DOI: 10.1177/17504589261454163 ISSN: 1750-4589

Comparative evaluation of traditional versus generative AI patient education material on prehabilitation

Aritra Kundu, Armanullah Khan, Sourav Saha, Prakash Gondode

Background:

Effective patient education materials on prehabilitation are essential for optimising patients before surgery. With the growing use of generative artificial intelligence (AI) chatbots in health care communication, it is important to evaluate their suitability compared with established human-generated resources.
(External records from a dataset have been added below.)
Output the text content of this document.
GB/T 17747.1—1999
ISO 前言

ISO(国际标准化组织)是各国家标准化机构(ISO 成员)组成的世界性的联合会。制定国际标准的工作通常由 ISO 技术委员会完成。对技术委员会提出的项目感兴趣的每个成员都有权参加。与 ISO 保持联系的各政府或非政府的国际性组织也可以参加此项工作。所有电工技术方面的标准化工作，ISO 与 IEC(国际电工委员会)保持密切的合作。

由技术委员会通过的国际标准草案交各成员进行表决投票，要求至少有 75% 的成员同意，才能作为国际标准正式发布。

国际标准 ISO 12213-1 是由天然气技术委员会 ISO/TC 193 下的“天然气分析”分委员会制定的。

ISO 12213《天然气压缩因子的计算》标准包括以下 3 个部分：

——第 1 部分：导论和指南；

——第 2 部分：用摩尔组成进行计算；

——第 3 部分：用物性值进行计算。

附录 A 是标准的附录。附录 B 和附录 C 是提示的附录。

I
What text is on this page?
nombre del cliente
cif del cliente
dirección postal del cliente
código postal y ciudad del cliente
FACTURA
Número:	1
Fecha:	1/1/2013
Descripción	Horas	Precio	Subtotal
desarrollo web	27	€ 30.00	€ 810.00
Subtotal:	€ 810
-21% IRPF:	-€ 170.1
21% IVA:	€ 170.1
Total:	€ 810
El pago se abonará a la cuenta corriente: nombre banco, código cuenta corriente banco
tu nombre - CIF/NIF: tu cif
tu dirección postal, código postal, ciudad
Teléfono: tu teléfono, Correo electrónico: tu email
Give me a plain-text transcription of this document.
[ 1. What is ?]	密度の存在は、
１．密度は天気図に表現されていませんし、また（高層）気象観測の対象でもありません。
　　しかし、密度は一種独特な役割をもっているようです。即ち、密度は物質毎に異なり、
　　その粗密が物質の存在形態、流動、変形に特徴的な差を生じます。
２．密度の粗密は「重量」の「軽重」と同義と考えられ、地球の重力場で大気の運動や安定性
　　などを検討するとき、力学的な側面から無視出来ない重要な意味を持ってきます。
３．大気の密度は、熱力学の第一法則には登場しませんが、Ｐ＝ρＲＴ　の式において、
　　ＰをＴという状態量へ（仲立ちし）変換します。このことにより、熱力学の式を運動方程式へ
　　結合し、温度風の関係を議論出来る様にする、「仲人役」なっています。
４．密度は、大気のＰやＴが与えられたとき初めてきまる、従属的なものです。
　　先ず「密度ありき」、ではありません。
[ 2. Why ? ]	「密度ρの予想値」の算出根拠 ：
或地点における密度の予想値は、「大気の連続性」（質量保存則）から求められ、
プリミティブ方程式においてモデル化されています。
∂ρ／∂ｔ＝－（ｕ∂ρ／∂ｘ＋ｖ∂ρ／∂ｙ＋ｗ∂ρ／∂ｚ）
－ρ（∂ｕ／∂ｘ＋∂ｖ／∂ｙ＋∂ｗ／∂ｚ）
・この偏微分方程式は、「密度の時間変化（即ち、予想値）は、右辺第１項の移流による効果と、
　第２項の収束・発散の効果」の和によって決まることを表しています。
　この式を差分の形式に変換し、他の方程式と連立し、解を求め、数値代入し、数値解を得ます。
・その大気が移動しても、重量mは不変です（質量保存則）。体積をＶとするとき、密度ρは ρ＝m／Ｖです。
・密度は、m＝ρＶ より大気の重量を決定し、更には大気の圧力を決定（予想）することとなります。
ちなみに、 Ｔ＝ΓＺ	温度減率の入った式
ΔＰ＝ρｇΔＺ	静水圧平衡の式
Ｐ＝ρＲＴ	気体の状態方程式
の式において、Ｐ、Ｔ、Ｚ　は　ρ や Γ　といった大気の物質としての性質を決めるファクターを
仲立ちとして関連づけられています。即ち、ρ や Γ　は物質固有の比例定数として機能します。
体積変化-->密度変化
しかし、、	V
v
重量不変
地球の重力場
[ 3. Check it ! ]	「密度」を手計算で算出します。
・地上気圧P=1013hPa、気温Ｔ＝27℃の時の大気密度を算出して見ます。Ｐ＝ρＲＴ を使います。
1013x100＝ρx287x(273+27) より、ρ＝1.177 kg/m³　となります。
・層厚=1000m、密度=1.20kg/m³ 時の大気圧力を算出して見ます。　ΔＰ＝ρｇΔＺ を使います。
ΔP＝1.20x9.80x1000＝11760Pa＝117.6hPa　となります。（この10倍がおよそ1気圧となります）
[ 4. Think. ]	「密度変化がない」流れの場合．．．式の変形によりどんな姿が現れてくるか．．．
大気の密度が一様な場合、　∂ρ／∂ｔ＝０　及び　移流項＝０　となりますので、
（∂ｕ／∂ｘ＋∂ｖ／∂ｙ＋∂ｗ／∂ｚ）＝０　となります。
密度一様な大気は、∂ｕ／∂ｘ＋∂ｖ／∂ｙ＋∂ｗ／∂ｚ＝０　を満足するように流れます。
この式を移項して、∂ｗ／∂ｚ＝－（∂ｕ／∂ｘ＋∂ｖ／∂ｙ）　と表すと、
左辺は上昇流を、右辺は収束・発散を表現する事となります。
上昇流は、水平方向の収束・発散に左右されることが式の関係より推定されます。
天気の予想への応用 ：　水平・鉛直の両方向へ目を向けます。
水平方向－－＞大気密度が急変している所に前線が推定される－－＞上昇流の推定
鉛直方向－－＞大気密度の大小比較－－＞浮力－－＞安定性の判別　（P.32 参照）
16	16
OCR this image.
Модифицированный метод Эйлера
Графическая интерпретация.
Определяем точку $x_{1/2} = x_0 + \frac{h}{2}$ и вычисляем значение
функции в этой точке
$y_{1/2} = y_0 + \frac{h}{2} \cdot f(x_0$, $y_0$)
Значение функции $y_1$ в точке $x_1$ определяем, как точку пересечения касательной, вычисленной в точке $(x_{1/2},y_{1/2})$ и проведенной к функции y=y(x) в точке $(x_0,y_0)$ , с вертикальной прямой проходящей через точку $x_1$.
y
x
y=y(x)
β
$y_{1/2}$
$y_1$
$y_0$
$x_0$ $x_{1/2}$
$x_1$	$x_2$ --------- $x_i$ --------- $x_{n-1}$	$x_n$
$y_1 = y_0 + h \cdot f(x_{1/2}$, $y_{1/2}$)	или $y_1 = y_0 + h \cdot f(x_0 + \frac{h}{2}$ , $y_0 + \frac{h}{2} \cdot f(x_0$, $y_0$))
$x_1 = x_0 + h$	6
We aimed to compare patient education materials on prehabilitation, generated by artificial intelligence chatbots (ChatGPT-4o, Gemini 2.5, and DeepSeek V3) with a National Health Service leaflet, assessing factual accuracy, readability, and emotional tone.

Methods:

A comparative observational study design was used. All four patient education materials were blinded and evaluated by ten experts using a 10-point Likert-type scale. Readability was assessed using the Flesch Reading Ease and the Flesch-Kincaid Grade Level. Sentiment analysis was done using an online tool. Patient Education Materials Assessment Tool for Printable Materials (PEMAT-P) scores were calculated.

Results:

National Health Service patient education material showed the highest mean ± SD accuracy scores 9.8 ± 0.3 from experts outperforming all artificial intelligence models (p = 0.000). Among artificial intelligence, Gemini scored highest. For readability, ChatGPT and the National Health Service were comparable. Sentiment analysis showed varying tones across all models. Patient Education Materials Assessment Tool for Printable Materials scores showed high understandability across all patient education materials (>75%), but actionability was highest for the National Health Service (93.3%).

Conclusion:

Artificial intelligence chatbots can generate readable and promising patient education materials. Traditional materials remain superior in accuracy and completeness. A hybrid ‘human-in-the-loop’ approach is recommended for effective patient education.